Review — VL-BERT: Pre-training of Generic Visual-Linguistic Representations

VL-BERT, A Generic Representation for Visual-Linguistic Tasks

7 min readSep 3, 2022

VL-BERT: Pre-training of Generic Visual-Linguistic Representations
VL-BERT, by University of Science and Technology of China, and Microsoft Research Asia
2020 ICLR, Over 800 Citations (Sik-Ho Tsang @ Medium)
Vision Language Model (VLM), BERT, Transformer

VL-BERT adopts the simple yet powerful Transformer model as the backbone, and extends it to take both visual and linguistic embedded features as input.
Each element of the input is either of a word from the input sentence, or a region-of-interest (RoI) from the input image.
VL-BERT is pretrained on the massive-scale Conceptual Captions dataset, together with text-only corpus.

Outline

Visual-Linguistic BERT (VL-BERT)
Pretraining VL-BERT
Results

1. Visual-Linguistic BERT (VL-BERT)

**Architecture for pre-training VL-BERT**. All the parameters in this architecture including VL-BERT and Fast R-CNN are jointly trained in both pre-training and fine-tuning phases

The input formats vary for different visual-linguistic tasks (e.g., <Caption, Image> for image captioning, and <Question, Answer, Image> for VQA and VCR.
Three types of input elements are involved, namely, visual, linguistic, and special elements for disambiguating different input formats.
The input sequence always starts with [CLS], then goes on with linguistic elements, then follows up with visual elements, and ends with [END]. [SEP] is used to separate sentences.
For each input element, its embedding feature is the summation of four types of embedding, namely, token embedding, visual feature embedding, segment embedding, and sequence position embedding.

1.1. Token Embedding

The linguistic words are embedded with WordPiece embeddings.
For the visual elements, a special [IMG] token is assigned.

1.2. Visual Feature Embedding

Visual appearance feature and visual geometry embedding are combined them to form the visual feature embedding.

1.2.1. Visual Appearance Feature

The visual appearance feature is extracted by applying a Fast R-CNN where the 2048d-feature vector prior to the output layer of each RoI.
For the non-visual elements, the corresponding visual appearance features are of features extracted on the whole input image, by Faster R-CNN.

1.2.2. Visual Geometry Embedding

The visual geometry embedding is designed to inform VL-BERT the geometry location of each input visual element in image.
Each RoI is characterized by a 4-d vector, as (xLT/W, yLT/H, xRB/W, hRB/H), where (xLT, yLT) and (xRB, yRB) denote the coordinate of the top-left and bottom-right corner respectively.
This 4-d vector is embedded into a high-dimensional representation (of 2048-d in paper) by computing sine and cosine functions of different wavelengths, as similar as in Transformer.

1.3. Segment Embedding

Three types of segment, A, B, C, are defined to separate input elements from different sources, namely, A and B for the words from the first and second input sentence respectively, and C for the RoIs from the input image.
For <Caption, Image>, only A and C are used.
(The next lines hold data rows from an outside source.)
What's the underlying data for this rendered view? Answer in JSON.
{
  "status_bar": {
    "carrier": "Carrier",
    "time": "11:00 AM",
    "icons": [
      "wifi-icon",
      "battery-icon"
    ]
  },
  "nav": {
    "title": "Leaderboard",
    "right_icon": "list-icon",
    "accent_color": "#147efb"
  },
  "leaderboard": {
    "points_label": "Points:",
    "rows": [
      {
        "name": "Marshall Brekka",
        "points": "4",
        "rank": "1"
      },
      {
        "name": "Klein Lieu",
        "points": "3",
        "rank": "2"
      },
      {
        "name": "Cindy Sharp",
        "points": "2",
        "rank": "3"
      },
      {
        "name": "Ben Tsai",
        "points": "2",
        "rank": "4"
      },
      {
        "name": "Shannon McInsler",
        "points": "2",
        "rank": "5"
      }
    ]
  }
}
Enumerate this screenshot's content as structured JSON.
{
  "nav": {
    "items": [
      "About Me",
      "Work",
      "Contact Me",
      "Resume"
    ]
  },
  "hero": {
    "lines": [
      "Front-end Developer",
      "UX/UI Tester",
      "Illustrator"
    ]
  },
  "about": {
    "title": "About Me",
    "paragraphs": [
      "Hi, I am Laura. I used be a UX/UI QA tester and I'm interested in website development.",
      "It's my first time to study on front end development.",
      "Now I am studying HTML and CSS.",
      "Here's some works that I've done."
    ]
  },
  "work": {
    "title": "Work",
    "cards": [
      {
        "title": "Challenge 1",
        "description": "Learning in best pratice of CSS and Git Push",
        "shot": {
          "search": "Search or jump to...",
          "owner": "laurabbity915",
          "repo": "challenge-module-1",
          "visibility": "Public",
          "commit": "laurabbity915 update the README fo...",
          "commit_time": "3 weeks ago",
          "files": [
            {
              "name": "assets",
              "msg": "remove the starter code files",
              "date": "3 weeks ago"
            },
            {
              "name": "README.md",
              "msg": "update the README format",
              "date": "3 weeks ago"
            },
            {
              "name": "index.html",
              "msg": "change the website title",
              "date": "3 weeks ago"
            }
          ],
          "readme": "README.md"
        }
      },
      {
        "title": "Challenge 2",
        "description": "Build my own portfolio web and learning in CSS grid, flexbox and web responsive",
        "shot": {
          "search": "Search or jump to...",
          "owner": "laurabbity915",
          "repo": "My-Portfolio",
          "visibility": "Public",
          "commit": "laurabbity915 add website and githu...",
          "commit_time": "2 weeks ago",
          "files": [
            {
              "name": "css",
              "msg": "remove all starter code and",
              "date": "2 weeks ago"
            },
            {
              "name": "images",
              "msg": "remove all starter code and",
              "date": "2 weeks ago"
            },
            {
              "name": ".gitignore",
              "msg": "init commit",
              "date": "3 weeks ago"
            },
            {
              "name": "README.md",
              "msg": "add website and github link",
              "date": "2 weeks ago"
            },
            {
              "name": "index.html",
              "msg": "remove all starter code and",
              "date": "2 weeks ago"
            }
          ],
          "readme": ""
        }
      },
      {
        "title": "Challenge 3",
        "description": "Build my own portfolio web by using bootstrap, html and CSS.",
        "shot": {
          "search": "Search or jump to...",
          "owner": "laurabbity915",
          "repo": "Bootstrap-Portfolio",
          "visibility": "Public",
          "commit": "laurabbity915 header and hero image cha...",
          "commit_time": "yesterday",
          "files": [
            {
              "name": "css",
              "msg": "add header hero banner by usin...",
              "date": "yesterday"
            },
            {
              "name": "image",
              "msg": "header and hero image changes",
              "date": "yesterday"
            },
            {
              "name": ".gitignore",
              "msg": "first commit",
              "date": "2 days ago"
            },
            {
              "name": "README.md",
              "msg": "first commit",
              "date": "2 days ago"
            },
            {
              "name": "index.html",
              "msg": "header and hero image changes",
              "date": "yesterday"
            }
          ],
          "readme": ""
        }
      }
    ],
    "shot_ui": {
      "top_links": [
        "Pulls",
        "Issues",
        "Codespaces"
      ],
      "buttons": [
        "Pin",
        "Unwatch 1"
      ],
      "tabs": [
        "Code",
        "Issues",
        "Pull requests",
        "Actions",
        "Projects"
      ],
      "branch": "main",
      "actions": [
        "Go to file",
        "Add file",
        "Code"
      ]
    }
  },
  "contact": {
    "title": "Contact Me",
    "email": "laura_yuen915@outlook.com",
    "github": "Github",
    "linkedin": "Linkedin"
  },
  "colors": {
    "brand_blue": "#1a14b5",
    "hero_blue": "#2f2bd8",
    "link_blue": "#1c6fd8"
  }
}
A denotes Caption, and C denotes Image.

1.4. Sequence Position Embedding

A learnable sequence position embedding is added to every input element indicating its order in the input sequence, same as BERT.

2. Pretraining Strategy

2.1. Visual-Linguistic Corpus & Text-Only Corpus

The Conceptual Captions dataset is used as the visual-linguistic corpus. Yet, the captions are mainly simple clauses, which are too short and simple for many downstream tasks.
VL-BERT is also pretrained on text-only corpus with long and complex sentences. BooksCorpus and the English Wikipedia datasets, are utilized, same in pre-training BERT.
In each mini-batch, ratio of 1:1 for visual-linguistic corpus and text-only corpus is used.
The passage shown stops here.